In this proud Balkan capital, the idea of losing Kosovo has never quite taken hold, experts say. It was always a blurry future issue. Now, with Dec. 10 fast approaching, European and US diplomats and nongovernmental organizations hope that local politicians will prepare the public for a change, and focus on Serbia joining Europe.

But the most telling part of the ad is Wiesel’s statement that “Jerusalem is above politics.”

Perhaps for Wiesel Jerusalem really is above politics.  But he should open his eyes and see that he is being coached, prodded and co-opted by individuals and groups whose mission is clearly political — recognition of the annexation of occupied territory that virtually every country in the world, including the United States, considers a violation of international law.

Debra DeLee, president of Americans for Peace Now,  responded to Wiesel’s ad and his claim that Jerusalem is not a political issue.

I would have loved to agree with you that Jerusalem is above politics. Perhaps, as a transcendent symbol, it is. But Jerusalem is not just a Jewish symbol. It is also a holy city to billions of Christians and Muslims worldwide. It is Israel’s capital, but it is also a focal point of Palestinian national aspirations. It is home to some 400,000 Israeli Jews, but also to more than 200,000 Palestinians. It is a city of people and of traffic jams, of playgrounds, of sewer systems, hospitals, schools and monstrous housing projects. It is a city in which Israeli Jews and Palestinian Arabs, with conflicting national narratives and aspirations are entangled in an untenable embrace of enmity.

The rest of her letter is well worth reading and can be viewed here.

Eli Clifton

Eli Clifton reports on money in politics and US foreign policy. He is a co-founder of the Quincy Institute for Responsible Statecraft. Eli previously reported for the American Independent News Network, ThinkProgress, and Inter Press Service.

SHOW 10 COMMENTS

10 Comments

  1. Wiesel is being “coached and prodded?” Don’t kid yourself. He’s speaking from the heart. Just because you admire someone doesn’t mean he can’t put himself on the wrong side of the facts. He gets kid glove treatment because he was in the camps? Piffle.

    Jerusalem should indeed be above politics, in this sense: it should have no influence on American politics or statecraft. American Christians who care about Jerusalem should confine themselves to their religious sentiments — are we not a state in which religion and policy are separated? American Jews can emigrate to Israel if Jerusalem means that much to them. As an American who is neither a Jew, a Christian, or a Muslim, I couldn’t give a rat’s ass about Jerusalem. The fate of Jerusalem, to the extent we have a part in deciding it, should be framed by the national interests of the United States — period.
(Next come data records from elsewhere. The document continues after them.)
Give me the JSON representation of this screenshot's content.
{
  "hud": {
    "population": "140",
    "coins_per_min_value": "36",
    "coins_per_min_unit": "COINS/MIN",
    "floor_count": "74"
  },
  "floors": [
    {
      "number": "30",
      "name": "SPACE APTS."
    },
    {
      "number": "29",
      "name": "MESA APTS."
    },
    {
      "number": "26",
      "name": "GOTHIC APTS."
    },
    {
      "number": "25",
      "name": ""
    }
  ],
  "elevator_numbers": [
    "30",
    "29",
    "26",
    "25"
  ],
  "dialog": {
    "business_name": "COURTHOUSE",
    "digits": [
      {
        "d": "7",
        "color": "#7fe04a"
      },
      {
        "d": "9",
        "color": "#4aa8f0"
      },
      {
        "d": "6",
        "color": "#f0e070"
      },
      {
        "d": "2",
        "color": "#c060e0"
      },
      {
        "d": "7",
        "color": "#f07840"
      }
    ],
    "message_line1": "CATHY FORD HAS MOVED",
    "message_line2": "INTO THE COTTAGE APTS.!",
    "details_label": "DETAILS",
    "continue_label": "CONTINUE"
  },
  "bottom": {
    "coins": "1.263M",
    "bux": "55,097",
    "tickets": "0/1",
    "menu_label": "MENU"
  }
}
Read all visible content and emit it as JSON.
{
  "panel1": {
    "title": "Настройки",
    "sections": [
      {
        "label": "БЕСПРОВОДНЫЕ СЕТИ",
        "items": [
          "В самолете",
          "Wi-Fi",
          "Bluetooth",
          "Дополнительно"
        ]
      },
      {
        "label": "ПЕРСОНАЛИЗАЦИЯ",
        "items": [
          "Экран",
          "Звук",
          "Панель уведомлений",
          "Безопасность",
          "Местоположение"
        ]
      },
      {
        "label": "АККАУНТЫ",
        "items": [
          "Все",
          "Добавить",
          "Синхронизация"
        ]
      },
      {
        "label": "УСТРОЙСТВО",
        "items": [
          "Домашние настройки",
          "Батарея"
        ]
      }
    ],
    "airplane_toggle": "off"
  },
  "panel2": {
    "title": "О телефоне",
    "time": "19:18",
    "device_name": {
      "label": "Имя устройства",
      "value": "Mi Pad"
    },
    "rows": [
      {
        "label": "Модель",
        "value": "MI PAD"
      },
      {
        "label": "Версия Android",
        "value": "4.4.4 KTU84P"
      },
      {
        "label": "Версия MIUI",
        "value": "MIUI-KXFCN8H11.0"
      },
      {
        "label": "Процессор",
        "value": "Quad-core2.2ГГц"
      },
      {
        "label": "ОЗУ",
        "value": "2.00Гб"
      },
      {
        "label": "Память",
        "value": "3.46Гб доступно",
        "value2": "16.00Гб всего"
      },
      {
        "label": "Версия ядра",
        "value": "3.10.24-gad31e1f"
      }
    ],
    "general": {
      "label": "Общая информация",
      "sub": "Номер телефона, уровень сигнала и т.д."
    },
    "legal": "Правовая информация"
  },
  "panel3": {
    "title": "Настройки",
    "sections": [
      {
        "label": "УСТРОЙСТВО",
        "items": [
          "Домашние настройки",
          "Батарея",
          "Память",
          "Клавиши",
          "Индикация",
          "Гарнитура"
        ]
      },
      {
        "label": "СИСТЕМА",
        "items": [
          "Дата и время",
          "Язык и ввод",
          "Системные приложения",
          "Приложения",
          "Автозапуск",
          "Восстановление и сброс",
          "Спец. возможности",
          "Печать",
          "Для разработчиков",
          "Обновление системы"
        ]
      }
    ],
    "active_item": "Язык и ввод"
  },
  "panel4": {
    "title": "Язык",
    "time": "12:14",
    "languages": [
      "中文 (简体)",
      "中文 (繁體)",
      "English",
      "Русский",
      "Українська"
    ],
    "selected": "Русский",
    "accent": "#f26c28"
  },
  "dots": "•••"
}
  2. The Israeli leadership has struck me for some time as being just like that of Serbia in the 1990s – the same toxic brew of right-wing nationalism and religious intolerance.

  3. In respect to Jerusalem, the US should simply
    respect the UN Security Council resolution. It’s a US Constitutional thang, dig? You know, the 10th Amendment to the US Constitution…You know, that stuff about international treaties being the Law of the Land? Unh-huh. In short, continued US political and financial support for zionist colonization in Palestine is actually illegal–under US law. Oh, yeah, my homeboys and homebettes.
    Go ask Prof. Obama.

  4. If Jerusalem is above politics, Wiesel should quit politicking.

  5. It should by now be quite obvious that Israel wants Jerusalem to be an all Jewish city. They do not want a two state solution, nor do they wish for peace in the region. Control through chaos is their call for the day.